Later, as the boys were lounging around at Rob’s place, hashing over the events of the day, Marty mentioned that the old guy had been very effusive in his appreciation for the return of the wallet.  “He told me,” said Marty, “that he was a little surprised in this day and age, that someone had enough integrity to return that much money, and that I must have been raised right, to be able to see above the immediate gratification of having a fistful of money.  It made me feel good.”

“Well, you can’t help the way your mom dresses you in the morning,” sneered Ryan.  “Come on.  Let’s go to the mall.  I want to buy some CD’s.”

“Whatever,” said Marty, heading out to the car with Rob, where they still sat, five minutes later, waiting for Ryan.  “What’s taking him so long?  He’s the one who wanted to go.”  He beeped the horn, and waited another minute, before Ryan came out, head hanging, looking as depressed as they could ever remember seeing him.

“What’s up with you?” asked Rob.  “You look as though you lost your best friend.  What’s wrong?”

Ryan looked sheepishly at them.  “I lost my wallet.  It’s not in my pants pocket, and I know that I had it back in the grocery store.  What a bitch.  It had the money from my paycheck in it.”

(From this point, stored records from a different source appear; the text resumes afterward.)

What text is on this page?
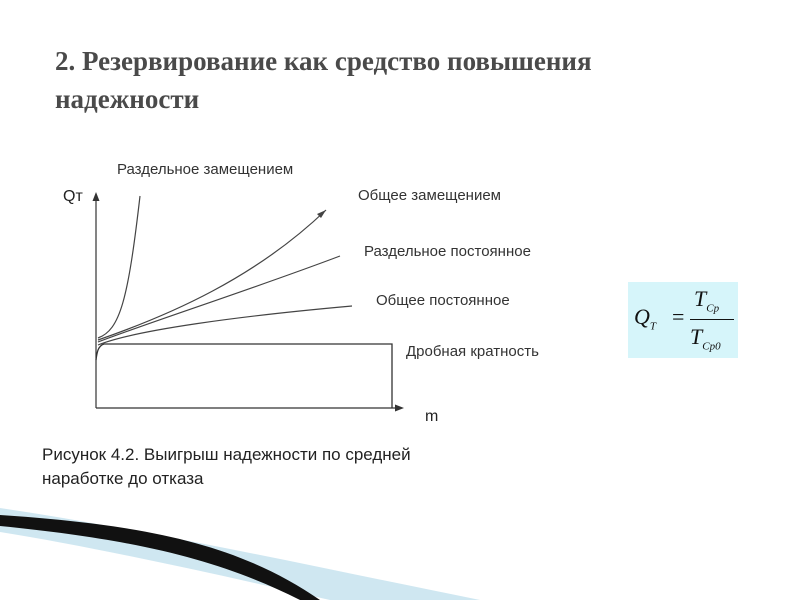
2. Резервирование как средство повышения
надежности
Qт
m
Раздельное замещением
Общее замещением
Раздельное постоянное
Общее постоянное
Дробная кратность
Рисунок 4.2. Выигрыш надежности по средней
наработке до отказа
$Q_T$ =
$T_{Cp}$
$T_{Cp0}$
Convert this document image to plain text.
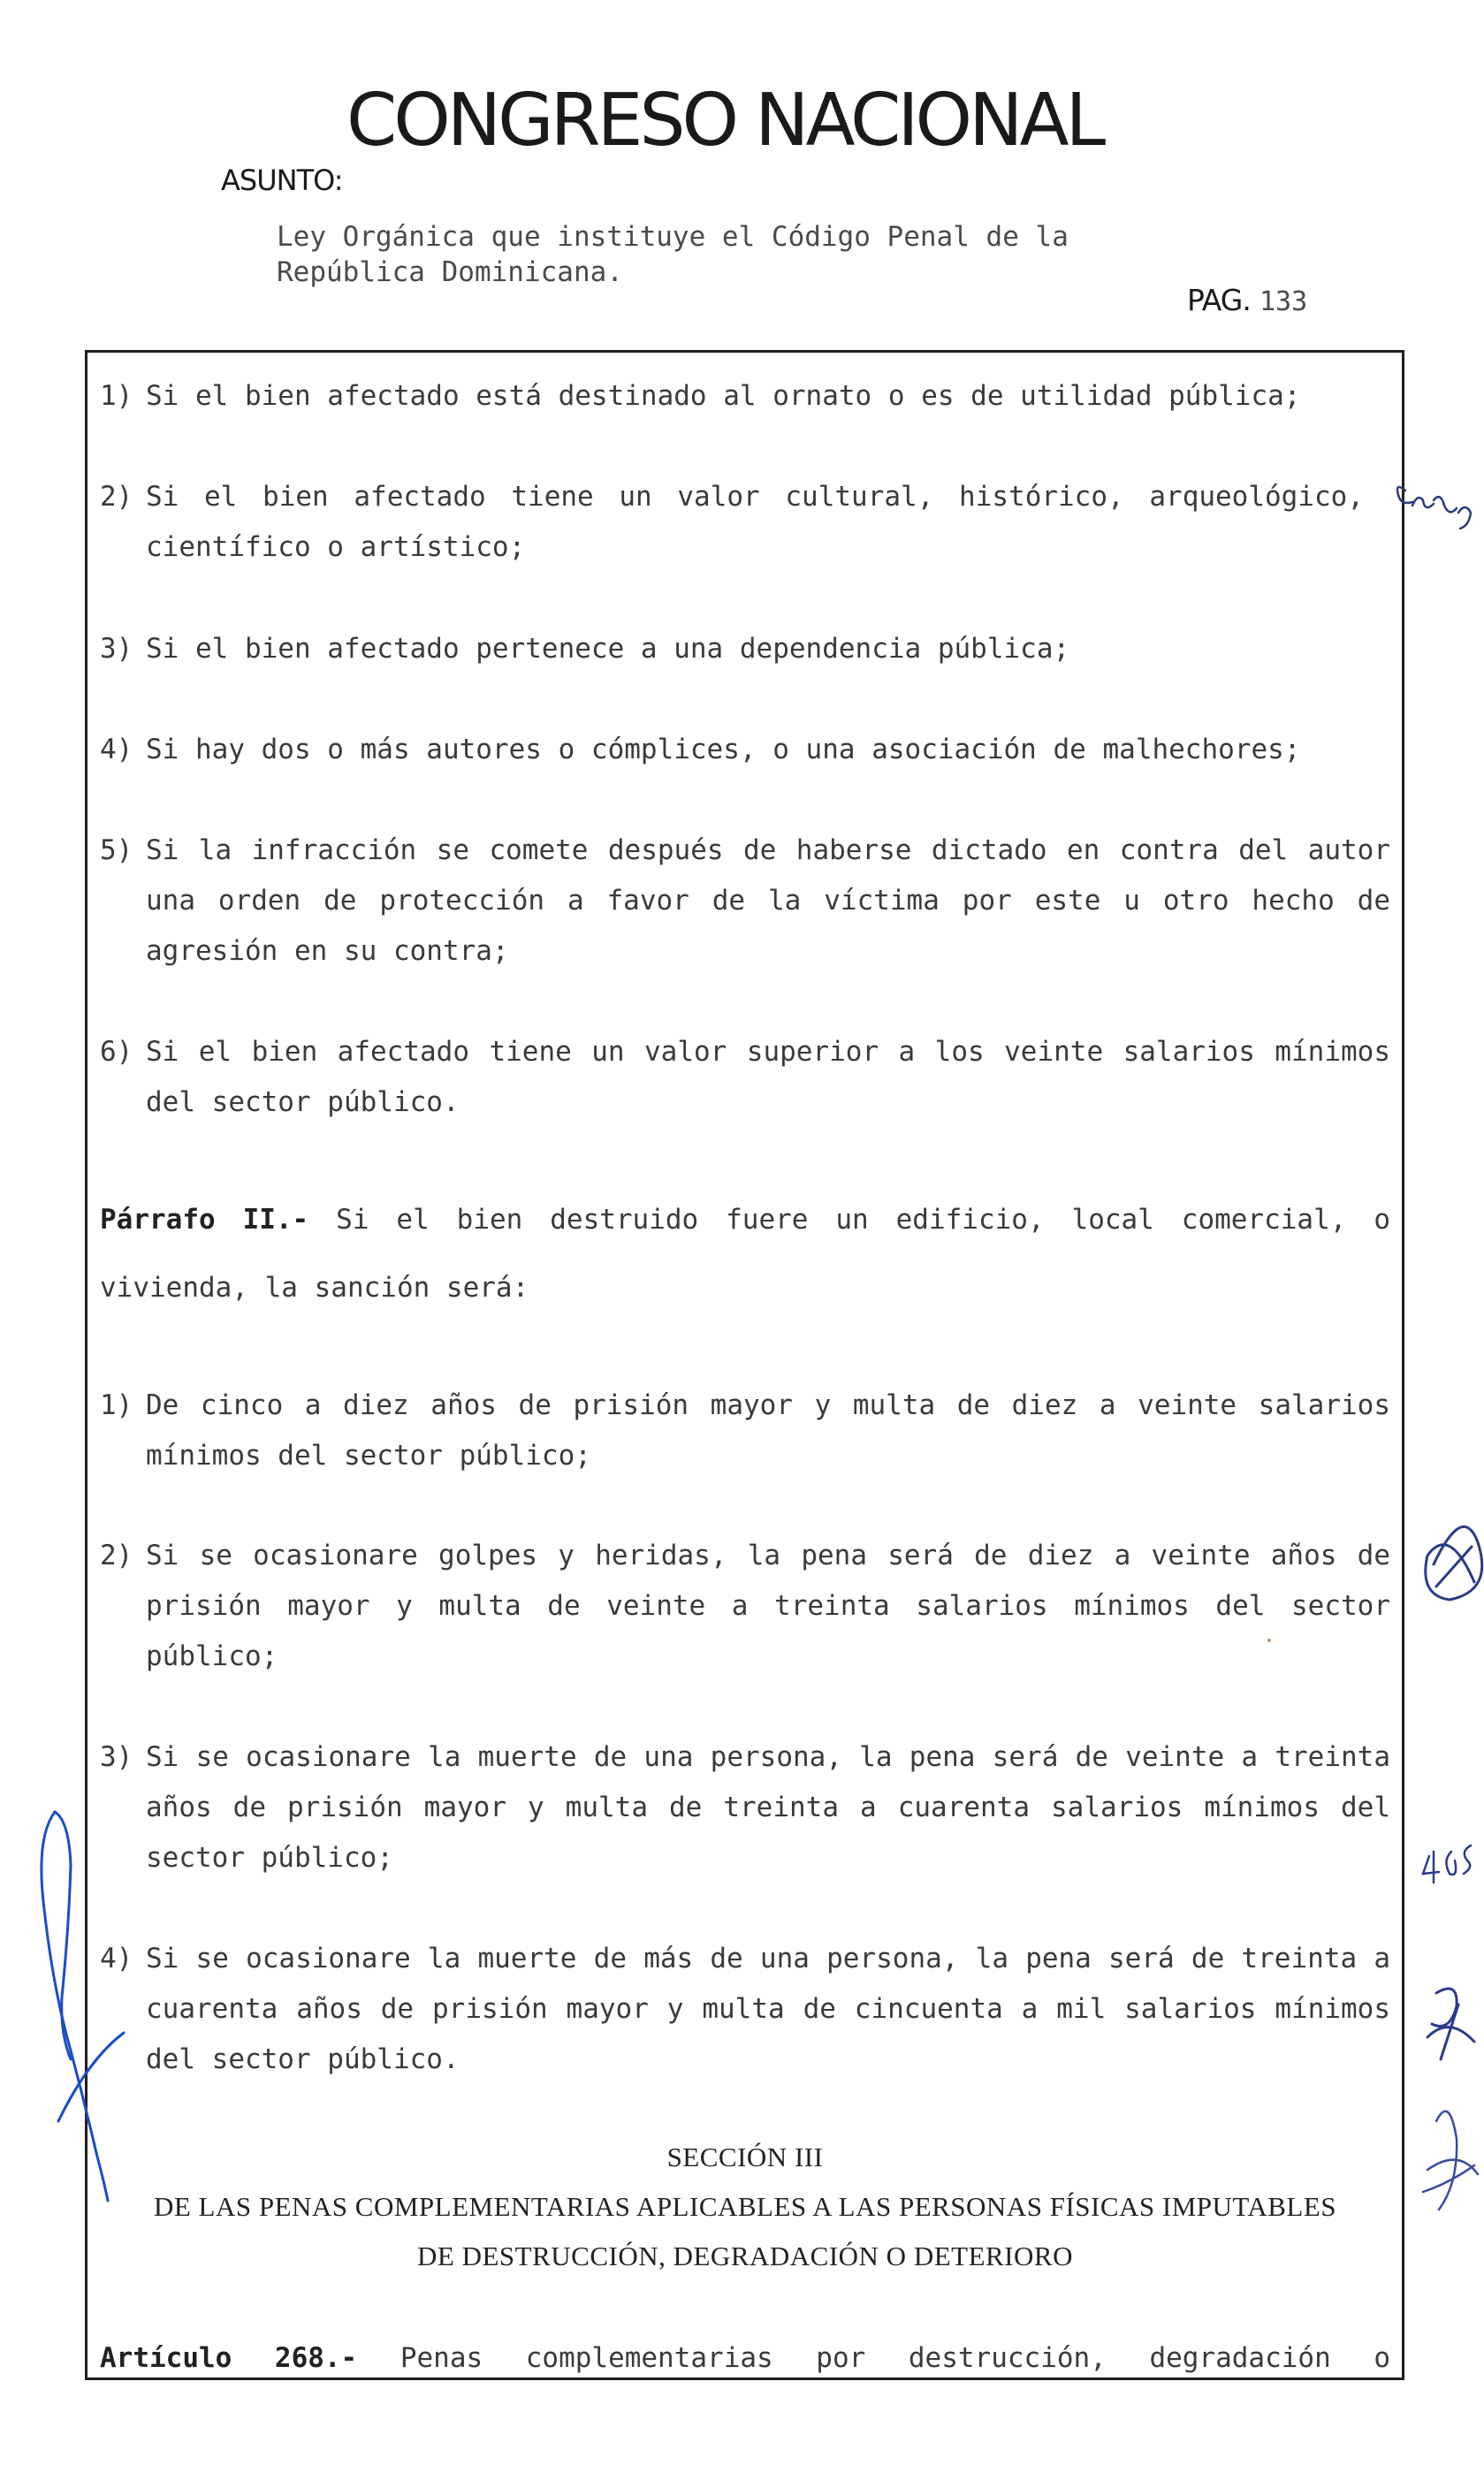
CONGRESO NACIONAL
ASUNTO:
Ley Orgánica que instituye el Código Penal de la
República Dominicana.
PAG. 133
1) Si el bien afectado está destinado al ornato o es de utilidad pública;
2) Si el bien afectado tiene un valor cultural, histórico, arqueológico, científico o artístico;
3) Si el bien afectado pertenece a una dependencia pública;
4) Si hay dos o más autores o cómplices, o una asociación de malhechores;
5) Si la infracción se comete después de haberse dictado en contra del autor una orden de protección a favor de la víctima por este u otro hecho de agresión en su contra;
6) Si el bien afectado tiene un valor superior a los veinte salarios mínimos del sector público.
Párrafo II.- Si el bien destruido fuere un edificio, local comercial, o vivienda, la sanción será:
1) De cinco a diez años de prisión mayor y multa de diez a veinte salarios mínimos del sector público;
2) Si se ocasionare golpes y heridas, la pena será de diez a veinte años de prisión mayor y multa de veinte a treinta salarios mínimos del sector público;
3) Si se ocasionare la muerte de una persona, la pena será de veinte a treinta años de prisión mayor y multa de treinta a cuarenta salarios mínimos del sector público;
4) Si se ocasionare la muerte de más de una persona, la pena será de treinta a cuarenta años de prisión mayor y multa de cincuenta a mil salarios mínimos del sector público.
SECCIÓN III
DE LAS PENAS COMPLEMENTARIAS APLICABLES A LAS PERSONAS FÍSICAS IMPUTABLES
DE DESTRUCCIÓN, DEGRADACIÓN O DETERIORO
Artículo 268.- Penas complementarias por destrucción, degradación o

“Well, I’m sure someone will return it,” said Marty, lamely.

“Yeah, sure.  You guys head on without me.  I think I’ll hang out here, by the phone.  You never know.  There might be some honest guy out there, who will try to call and tell me that he found my wallet.”   

With that, Ryan turned and went back in the house, wondering about the mysterious world of karma, and what his chances really were.